This morning I read a wonderful post on Alex Brown’s excellent blog, Do You Speak Science?, in which he addresses the questions that people search for before landing on his blog.  I liked the idea so much that I decided to write a similar post over here at Inspiring Science.  Let me know what you think of it — if you like the idea, I might make it a (semi-)regular feature!

Despite its title, this blog doesn’t answer a question that recently brought someone here: “Who is an inspirational scientist?”. I think many of the scientists I’ve met (or read) are inspirational, but I’m guessing “inspirational” is being used in a more public sense here.  Off the top of my head, Carl Sagan & Stephen Jay Gould certainly fit the bill.

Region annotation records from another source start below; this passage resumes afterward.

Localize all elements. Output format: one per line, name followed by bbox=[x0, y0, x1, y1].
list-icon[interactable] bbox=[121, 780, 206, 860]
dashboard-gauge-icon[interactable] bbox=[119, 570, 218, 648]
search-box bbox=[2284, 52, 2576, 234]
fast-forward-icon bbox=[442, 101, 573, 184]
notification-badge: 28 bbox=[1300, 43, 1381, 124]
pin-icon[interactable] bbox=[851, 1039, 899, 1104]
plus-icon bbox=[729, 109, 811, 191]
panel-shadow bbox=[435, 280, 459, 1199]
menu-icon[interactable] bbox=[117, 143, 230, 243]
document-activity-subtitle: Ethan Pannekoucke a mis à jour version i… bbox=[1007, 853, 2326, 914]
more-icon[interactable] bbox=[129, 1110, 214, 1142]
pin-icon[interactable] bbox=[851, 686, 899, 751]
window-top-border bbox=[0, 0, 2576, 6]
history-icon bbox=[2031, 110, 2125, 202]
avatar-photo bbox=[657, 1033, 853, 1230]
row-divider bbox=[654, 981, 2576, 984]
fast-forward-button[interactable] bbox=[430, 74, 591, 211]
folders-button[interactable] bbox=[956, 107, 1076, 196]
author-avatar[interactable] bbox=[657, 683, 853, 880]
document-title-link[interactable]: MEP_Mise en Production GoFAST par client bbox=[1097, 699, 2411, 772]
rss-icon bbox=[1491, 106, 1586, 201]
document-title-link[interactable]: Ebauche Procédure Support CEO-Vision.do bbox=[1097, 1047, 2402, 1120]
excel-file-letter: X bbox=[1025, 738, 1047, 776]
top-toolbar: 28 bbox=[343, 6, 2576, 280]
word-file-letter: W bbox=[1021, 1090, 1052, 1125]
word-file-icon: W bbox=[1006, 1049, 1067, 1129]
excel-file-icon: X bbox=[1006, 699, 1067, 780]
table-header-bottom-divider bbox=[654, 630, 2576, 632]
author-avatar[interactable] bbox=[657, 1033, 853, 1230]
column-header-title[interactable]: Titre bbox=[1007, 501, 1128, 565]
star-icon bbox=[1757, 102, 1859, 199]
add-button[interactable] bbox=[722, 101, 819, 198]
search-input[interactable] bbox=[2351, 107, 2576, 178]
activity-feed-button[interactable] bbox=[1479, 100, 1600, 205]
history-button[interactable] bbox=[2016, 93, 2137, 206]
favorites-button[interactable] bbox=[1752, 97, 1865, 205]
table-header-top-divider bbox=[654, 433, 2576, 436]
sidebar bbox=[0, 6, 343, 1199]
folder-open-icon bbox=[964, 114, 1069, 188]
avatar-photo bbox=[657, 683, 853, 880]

If you’ve got a suggestion, please share it in the comments! (Note: David Attenborough, though incredibly inspirational, isn’t a scientist.)

I was amused to find out that the question “Why do women in different areas like different guys?” led someone to this blog.  I guess I mention sexism & gender issues pretty frequently, and I did write a post entitled Why do men and women want different things?.  Unfortunately, I don’t have an answer for the original question.  Don’t different men/women generally like different people?  I’ve never thought of it as correlating with areas; I thought that’s just how people are.

Someone searching for “Did our ancestors have group sex?” found this blog — probably thanks to my old post Debating our ancestors’ sex lives.  I honestly don’t know the answer to that question (I’m not sure anyone really does!), but I can’t imagine why they wouldn’t have.  Modern humans have group sex, as do some of our closest living relatives, so I’m willing to go out on a limb and guess that our forebears did, too.

Whoever asked “Why is it always the most incompetent people promoted to leadership positions?” (or, similarly, “Why do incompetent people get promoted?”) may have been left unsatisfied by my post about the Peter principle.  If you were looking for emotional release and didn’t get it, I’m sorry.  I can only hope that learning about the inherent problems in how people are promoted made you feel better.

This one isn’t a question, but it was so odd that I decided to include it anyway: “peacock tail breast milk”.  I have no idea what that query is supposed to be about, but I hope my post about sexual selection and the brain satisfied whoever found it.  I’m also really glad I was able to tell someone the name for “the earthly smelling substance after first raining”: petrichor.

I’m guessing it was the discussion about parasites and identity that drew in the person who asked, “What is the natural habitat of an emerald cockroach?”.  I’ve never heard of an Emerald Cockroach (is there such a thing?), but if you were asking about the Emerald Cockroach Wasp, you’re in luck — I’m planning to write a whole post about it!

So, how about you?

  • Have you done any unusual searches lately?  What did you find?
  • What strange searches have led people to your blog (or website)?
  • How did you find Inspiring Science?  What brought you here?